Wilbert zögerte, das lange Brotmesser, gezackt und scharf in der Hand, sollte er es zurechtschneiden, seine erhabene Fülle in profan flache Scheiben teilen?
Die Butter zerlief inzwischen mit mildem Glanz in seinem Fässchen, der Schinken schillerte schon grünlich auf seinem Teller im Glast der grellen heißen Sommersonntagssonne, noch dampfte der milchig trübe Kaffee schwach in den Tassen, doch Wilbert zögerte weiterhin.
Wie könnte er es nur wagen, dem so frischen Brote mit derbem Sägen die für ein banales Frühstück so elementar wichtig scheinenden Schnitten abzuringen, nur um diese dann auf trivialen hölzernen Brettchen ablegen zu müssen?

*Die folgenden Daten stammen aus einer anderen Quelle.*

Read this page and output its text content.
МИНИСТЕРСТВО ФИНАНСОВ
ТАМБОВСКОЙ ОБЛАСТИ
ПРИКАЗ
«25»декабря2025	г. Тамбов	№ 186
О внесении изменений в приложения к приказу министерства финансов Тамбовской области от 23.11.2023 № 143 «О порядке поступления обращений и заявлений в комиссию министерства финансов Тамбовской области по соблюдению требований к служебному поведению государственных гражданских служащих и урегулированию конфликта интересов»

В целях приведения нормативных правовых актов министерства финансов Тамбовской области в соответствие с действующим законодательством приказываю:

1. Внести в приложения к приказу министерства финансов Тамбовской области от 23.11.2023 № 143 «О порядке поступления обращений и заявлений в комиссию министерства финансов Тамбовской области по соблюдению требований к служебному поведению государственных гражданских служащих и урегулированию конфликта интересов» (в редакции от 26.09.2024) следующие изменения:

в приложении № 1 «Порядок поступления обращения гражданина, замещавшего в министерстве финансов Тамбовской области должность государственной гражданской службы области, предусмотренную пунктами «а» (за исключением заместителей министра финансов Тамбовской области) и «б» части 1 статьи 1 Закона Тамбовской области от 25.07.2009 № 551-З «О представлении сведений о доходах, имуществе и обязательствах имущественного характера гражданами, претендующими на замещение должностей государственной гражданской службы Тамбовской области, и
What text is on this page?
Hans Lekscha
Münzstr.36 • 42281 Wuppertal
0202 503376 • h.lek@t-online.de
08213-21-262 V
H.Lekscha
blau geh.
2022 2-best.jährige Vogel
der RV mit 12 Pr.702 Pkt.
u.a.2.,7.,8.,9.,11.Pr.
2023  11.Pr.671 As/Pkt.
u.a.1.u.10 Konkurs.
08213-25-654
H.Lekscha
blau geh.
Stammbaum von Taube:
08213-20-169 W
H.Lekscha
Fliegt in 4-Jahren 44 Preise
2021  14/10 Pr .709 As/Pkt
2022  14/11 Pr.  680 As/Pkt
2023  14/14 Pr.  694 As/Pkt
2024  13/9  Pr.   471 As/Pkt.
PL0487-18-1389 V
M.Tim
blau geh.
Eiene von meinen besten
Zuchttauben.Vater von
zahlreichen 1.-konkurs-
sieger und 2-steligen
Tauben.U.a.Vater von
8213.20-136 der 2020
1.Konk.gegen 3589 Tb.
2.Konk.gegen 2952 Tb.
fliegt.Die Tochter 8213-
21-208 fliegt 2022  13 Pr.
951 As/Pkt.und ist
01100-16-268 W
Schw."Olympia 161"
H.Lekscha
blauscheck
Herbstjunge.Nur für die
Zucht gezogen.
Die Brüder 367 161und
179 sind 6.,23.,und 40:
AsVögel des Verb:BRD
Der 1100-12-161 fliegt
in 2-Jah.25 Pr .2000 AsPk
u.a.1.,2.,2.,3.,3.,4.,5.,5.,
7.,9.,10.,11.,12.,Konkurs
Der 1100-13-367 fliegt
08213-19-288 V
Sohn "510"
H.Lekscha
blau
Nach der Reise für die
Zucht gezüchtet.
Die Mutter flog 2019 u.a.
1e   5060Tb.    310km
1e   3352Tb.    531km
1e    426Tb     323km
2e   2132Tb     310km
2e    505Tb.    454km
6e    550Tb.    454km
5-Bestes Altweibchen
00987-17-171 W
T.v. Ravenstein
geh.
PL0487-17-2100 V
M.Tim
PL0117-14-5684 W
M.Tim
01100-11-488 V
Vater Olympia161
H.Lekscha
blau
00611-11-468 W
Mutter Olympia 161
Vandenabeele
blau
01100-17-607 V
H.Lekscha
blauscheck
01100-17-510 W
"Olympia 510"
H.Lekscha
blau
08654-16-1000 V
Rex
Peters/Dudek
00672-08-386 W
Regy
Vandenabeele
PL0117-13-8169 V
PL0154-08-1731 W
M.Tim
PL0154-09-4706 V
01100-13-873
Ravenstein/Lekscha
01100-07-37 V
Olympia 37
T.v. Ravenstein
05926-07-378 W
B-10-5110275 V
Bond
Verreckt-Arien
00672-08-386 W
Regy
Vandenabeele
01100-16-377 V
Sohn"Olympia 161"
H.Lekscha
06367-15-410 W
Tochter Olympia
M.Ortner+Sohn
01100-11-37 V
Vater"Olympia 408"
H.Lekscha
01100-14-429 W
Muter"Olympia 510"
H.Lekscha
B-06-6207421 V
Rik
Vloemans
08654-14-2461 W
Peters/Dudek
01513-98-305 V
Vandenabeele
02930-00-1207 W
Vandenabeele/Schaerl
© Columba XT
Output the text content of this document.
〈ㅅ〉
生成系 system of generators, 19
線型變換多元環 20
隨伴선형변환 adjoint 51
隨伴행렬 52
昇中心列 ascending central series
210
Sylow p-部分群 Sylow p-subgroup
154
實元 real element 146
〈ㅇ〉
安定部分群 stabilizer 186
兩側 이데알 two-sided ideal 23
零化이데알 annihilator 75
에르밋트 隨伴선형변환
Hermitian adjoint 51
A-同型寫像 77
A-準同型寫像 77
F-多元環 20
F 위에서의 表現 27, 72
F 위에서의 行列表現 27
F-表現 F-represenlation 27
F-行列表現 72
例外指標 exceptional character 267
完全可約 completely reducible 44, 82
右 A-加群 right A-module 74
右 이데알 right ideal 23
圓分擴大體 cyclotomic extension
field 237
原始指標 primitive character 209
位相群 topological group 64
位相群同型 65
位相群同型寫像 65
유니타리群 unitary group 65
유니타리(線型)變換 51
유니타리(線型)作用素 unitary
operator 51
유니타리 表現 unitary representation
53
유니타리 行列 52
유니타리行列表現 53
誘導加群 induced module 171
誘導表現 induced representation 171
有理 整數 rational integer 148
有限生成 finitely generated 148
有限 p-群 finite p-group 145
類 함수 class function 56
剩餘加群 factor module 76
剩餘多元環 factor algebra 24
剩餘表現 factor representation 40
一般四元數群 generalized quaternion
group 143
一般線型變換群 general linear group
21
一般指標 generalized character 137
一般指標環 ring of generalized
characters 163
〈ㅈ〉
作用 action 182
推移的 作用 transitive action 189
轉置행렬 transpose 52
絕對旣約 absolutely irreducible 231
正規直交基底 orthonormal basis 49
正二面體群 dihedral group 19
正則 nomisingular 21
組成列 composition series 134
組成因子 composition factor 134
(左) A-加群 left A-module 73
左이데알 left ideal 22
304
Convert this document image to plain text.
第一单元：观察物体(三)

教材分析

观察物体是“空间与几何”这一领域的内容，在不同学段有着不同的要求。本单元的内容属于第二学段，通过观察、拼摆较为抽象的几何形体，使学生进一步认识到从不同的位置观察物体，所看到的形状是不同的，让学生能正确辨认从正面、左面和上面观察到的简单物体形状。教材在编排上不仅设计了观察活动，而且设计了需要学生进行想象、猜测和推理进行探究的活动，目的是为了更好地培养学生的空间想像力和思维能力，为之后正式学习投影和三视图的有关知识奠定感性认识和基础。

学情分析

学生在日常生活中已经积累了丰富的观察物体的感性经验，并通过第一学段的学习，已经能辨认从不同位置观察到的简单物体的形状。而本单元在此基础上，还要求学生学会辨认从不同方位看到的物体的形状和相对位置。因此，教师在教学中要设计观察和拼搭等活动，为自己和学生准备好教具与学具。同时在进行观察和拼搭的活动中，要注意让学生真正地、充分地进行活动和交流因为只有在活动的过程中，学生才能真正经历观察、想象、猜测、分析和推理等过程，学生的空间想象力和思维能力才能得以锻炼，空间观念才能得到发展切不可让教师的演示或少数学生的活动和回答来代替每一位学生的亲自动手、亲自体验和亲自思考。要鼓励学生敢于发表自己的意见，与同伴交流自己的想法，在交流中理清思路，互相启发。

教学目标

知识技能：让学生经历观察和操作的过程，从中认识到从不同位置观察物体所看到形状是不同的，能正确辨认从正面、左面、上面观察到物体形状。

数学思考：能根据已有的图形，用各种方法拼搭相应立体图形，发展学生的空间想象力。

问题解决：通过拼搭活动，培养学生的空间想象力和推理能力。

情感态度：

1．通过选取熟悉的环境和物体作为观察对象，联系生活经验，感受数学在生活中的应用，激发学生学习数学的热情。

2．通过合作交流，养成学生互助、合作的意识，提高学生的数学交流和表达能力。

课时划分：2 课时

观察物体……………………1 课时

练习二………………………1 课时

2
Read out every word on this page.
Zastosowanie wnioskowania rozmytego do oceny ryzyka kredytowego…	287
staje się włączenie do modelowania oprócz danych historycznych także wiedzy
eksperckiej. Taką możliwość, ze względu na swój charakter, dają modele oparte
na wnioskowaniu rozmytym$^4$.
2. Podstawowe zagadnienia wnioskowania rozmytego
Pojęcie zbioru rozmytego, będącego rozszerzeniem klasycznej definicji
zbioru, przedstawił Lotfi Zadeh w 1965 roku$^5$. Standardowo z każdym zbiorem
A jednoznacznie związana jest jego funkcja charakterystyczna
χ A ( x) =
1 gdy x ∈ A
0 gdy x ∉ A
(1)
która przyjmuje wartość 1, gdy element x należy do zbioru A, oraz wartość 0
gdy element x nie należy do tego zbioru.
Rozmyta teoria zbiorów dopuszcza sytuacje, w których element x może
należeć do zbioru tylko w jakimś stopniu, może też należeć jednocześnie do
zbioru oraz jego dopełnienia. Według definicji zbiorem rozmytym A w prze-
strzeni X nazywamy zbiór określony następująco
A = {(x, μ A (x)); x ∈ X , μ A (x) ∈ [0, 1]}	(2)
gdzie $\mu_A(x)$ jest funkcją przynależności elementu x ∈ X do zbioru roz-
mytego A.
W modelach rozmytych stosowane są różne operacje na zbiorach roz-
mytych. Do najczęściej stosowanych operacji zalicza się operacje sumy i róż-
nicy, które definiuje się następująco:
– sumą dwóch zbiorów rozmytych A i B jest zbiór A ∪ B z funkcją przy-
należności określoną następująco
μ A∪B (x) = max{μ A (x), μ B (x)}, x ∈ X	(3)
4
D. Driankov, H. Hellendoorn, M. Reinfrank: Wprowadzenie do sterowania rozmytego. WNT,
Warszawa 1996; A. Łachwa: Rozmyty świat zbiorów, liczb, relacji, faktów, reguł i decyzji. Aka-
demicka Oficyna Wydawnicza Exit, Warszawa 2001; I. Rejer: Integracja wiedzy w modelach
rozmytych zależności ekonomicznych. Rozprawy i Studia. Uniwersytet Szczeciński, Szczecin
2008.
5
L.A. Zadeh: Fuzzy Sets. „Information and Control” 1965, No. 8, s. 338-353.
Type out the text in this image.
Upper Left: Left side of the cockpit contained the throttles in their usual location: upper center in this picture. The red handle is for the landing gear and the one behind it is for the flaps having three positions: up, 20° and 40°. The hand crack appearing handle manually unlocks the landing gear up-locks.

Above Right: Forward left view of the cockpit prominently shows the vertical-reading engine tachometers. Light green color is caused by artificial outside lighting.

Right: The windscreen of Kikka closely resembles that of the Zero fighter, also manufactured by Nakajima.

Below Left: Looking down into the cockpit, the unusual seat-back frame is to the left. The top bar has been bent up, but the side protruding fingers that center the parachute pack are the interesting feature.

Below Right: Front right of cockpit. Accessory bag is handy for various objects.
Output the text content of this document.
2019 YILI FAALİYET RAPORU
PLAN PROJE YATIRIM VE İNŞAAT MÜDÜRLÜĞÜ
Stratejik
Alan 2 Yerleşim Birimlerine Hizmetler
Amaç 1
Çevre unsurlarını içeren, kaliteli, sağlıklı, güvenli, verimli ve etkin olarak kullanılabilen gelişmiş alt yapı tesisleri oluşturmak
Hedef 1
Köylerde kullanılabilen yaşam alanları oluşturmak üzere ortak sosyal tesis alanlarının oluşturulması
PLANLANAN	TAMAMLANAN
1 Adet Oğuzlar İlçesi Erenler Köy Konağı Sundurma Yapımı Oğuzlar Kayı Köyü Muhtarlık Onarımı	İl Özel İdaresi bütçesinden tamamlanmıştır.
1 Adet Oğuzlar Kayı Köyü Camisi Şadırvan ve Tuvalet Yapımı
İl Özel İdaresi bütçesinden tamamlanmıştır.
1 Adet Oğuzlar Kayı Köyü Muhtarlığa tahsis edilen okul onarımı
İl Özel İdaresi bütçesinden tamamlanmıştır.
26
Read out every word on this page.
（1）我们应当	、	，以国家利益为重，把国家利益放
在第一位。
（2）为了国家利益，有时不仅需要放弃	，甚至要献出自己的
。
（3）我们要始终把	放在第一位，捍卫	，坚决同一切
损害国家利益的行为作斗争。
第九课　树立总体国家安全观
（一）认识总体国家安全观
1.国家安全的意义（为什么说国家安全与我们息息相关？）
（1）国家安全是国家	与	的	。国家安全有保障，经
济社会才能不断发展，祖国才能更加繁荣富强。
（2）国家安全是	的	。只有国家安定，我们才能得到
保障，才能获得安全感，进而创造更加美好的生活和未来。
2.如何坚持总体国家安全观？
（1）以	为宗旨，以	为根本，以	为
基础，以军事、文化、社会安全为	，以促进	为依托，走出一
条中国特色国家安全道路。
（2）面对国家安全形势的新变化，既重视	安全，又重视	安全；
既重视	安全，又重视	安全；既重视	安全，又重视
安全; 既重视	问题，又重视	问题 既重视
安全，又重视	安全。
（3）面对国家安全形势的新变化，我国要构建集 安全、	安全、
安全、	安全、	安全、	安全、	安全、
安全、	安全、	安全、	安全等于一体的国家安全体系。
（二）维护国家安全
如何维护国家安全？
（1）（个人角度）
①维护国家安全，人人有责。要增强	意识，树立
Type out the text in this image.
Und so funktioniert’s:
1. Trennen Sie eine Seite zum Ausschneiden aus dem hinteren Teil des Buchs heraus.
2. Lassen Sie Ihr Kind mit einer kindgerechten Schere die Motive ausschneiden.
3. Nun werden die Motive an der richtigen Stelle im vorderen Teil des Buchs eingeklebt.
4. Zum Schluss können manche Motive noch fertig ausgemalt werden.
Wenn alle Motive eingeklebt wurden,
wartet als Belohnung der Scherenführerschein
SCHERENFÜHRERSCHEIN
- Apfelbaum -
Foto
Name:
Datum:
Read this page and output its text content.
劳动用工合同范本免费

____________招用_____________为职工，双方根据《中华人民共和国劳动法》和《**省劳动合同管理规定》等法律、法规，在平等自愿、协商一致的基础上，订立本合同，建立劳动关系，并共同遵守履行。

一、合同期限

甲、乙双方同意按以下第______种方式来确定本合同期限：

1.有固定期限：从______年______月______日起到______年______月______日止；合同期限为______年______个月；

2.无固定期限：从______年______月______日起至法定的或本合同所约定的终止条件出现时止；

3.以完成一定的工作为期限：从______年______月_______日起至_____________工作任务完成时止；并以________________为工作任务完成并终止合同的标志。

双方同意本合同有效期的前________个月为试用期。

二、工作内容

Würde dabei die Form des von ihm so grob behandelten Backwerkes nicht schändlich verletzt?
Wie vielen schmerzhaften Wandlungen schön geformter Laiber in üble Mutationen hatte er nicht schon beiwohnen müssen, während so vieler misslungener Versuche, sie doch schonungsvoll behandeln zu wollen?
All dies ging ihm durch den Sinn, als seine Frau aus dem Badezimmer rufend, ihn mit sanfter Stimme aus solch düsteren Gedanken riss:
„Wilbert, schneid schon mal zwei Scheiben Brot ab. Ich hab einen Mordshunger.“
Der dermaßen in die Pflicht genommene Wilbert senkte seufzend das blitzende Brotmesser auf den hingebungsvollen Laib des frischen Brotes und tat bangen Herzens, was er tun musste. © 2004 Jon

Wilbert – Der Baum

Wieder einmal war die Zeit reif.
Und wieder einmal trotzte Wilbert dem meterhohen Schnee, den eisernen Schlitten ächzend hinter sich herziehend.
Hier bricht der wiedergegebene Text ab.